Financial solutions provider RISCfp has introduced managed treasury pool (MTP) notes to enable insurers to diversify or reduce their short-term investment risk as they pledge collateral.
The RISCMTP-Notes, which are also available to institutional investors and corporate treasurers, are Moody’s-rated, listed, debt securities. They combine the liquidity of bank deposits with the managed returns of government money market funds (GMMFs).
The RISCMTP-Notes have been designed to address the challenges of the existing alternatives, such as credit concerns, liquidity constraints and collateral eligibility.
The RISCMTP-Notes represent a proportional interest in the assets backing the notes. For example, US treasury bills and notes, and temporary assets such as GMMFs. They are also annually redeemable at par (face value).
They may be redeemed at any other time for same-day value by transferring the investor’s share of each asset in the portfolio to a redemption account where, at the investor’s option, they may either be delivered to the investor or sold at market prices.

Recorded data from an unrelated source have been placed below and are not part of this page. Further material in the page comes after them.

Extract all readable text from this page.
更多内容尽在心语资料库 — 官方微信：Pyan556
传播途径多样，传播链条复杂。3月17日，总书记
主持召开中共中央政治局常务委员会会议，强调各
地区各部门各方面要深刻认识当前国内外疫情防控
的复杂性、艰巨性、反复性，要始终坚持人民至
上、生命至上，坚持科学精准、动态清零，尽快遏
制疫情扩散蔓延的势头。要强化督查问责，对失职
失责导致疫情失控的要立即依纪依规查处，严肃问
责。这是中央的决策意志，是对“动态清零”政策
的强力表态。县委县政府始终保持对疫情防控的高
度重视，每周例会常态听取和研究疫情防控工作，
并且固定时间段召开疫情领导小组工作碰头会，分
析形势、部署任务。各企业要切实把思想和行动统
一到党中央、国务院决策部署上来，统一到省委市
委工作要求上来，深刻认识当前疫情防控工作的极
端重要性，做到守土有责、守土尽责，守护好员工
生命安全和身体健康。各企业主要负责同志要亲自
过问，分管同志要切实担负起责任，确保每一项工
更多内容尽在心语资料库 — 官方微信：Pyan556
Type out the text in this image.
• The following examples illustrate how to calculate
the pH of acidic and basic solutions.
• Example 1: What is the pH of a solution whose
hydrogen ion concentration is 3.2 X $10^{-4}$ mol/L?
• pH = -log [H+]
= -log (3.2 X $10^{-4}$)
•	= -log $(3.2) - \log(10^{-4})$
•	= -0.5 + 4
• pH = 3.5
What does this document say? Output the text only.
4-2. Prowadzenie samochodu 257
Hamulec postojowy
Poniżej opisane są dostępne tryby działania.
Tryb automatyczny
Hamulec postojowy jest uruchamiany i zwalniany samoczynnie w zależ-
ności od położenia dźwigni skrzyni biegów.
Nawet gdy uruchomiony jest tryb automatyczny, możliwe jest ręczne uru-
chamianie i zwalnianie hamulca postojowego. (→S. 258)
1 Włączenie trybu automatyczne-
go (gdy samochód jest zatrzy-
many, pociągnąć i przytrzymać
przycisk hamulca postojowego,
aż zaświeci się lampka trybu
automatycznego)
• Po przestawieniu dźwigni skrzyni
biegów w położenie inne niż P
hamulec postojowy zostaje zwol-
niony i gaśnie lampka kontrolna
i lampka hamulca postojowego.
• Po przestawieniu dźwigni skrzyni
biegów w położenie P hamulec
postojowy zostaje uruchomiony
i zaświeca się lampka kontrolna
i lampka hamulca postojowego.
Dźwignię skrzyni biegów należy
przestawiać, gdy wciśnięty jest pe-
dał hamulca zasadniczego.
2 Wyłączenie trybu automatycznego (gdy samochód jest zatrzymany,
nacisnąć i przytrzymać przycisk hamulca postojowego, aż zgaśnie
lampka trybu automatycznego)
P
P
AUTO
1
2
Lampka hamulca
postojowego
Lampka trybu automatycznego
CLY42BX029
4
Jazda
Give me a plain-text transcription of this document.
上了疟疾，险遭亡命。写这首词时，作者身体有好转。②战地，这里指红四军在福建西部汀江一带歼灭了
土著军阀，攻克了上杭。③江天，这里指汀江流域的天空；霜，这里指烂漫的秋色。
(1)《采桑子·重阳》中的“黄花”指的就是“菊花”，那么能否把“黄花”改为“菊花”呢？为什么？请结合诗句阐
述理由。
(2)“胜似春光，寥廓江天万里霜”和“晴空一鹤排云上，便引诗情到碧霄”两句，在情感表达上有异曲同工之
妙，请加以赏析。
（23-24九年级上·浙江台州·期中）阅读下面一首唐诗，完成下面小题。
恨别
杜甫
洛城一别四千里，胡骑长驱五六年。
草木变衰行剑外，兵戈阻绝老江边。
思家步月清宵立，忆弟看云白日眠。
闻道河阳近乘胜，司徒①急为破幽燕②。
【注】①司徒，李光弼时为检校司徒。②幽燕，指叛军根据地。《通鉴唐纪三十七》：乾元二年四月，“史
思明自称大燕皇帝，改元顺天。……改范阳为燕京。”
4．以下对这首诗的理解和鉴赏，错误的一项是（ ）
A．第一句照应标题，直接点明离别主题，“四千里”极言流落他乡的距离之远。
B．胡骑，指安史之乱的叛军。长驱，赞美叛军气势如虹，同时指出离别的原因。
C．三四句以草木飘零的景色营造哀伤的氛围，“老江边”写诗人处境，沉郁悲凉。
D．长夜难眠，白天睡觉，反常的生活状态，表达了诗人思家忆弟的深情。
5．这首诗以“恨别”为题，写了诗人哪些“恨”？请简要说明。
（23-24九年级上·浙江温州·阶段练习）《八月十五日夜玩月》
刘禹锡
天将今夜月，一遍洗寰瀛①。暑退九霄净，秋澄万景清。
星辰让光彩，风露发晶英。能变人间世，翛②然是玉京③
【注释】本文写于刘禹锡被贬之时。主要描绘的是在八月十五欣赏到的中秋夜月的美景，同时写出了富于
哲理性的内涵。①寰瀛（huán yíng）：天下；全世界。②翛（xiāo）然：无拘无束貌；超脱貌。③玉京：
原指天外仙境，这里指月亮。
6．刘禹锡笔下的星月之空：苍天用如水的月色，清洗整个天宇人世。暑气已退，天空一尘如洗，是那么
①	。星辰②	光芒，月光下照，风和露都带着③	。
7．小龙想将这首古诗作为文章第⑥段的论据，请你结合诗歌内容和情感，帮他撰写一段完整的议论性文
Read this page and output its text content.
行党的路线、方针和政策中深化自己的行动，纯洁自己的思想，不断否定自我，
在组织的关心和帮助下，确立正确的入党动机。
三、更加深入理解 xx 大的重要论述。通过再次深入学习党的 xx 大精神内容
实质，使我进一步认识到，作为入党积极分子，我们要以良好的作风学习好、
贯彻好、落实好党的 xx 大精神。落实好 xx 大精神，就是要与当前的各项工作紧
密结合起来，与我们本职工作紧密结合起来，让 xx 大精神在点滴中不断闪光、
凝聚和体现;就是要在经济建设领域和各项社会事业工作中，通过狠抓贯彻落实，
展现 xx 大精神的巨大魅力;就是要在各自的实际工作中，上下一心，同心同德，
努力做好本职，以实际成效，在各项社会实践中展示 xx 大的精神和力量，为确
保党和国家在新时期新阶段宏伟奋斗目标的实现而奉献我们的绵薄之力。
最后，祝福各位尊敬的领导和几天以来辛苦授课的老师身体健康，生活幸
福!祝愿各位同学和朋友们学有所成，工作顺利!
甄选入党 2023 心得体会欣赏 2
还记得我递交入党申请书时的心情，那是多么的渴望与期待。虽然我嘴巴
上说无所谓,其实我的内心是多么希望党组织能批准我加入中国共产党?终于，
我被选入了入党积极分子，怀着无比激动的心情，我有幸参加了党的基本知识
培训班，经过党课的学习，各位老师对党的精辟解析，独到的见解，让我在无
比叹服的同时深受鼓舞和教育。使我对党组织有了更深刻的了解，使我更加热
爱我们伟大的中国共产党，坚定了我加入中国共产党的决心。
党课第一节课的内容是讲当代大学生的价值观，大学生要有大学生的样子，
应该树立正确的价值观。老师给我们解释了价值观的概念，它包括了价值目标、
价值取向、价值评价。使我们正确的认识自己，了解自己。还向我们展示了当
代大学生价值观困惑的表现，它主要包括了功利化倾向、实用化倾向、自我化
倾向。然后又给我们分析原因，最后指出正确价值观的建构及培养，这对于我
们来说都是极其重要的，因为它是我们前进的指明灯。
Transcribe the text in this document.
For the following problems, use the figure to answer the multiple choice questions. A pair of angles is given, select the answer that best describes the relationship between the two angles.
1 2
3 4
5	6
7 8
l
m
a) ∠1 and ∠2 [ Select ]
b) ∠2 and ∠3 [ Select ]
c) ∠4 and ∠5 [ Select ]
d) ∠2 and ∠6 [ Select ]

BNY Mellon, Merganser Capital Management and Waystone are supporting RISCfp to deliver the RISCMTP-Notes to financial markets. BNY Mellon acts as the custodian and Merganser as investment manager. Waystone provides operational support.
Derrell Hendrix, CEO of RISCfp, says: “RISCMTP-Notes are designed to serve as versatile investment and collateral instruments that are more liquid, capital-efficient and secure than short-term credit securities and bank deposits, prime money market funds and exchange-traded funds. In short, investors’ money works harder and more reliably with RISCMTP-Notes.”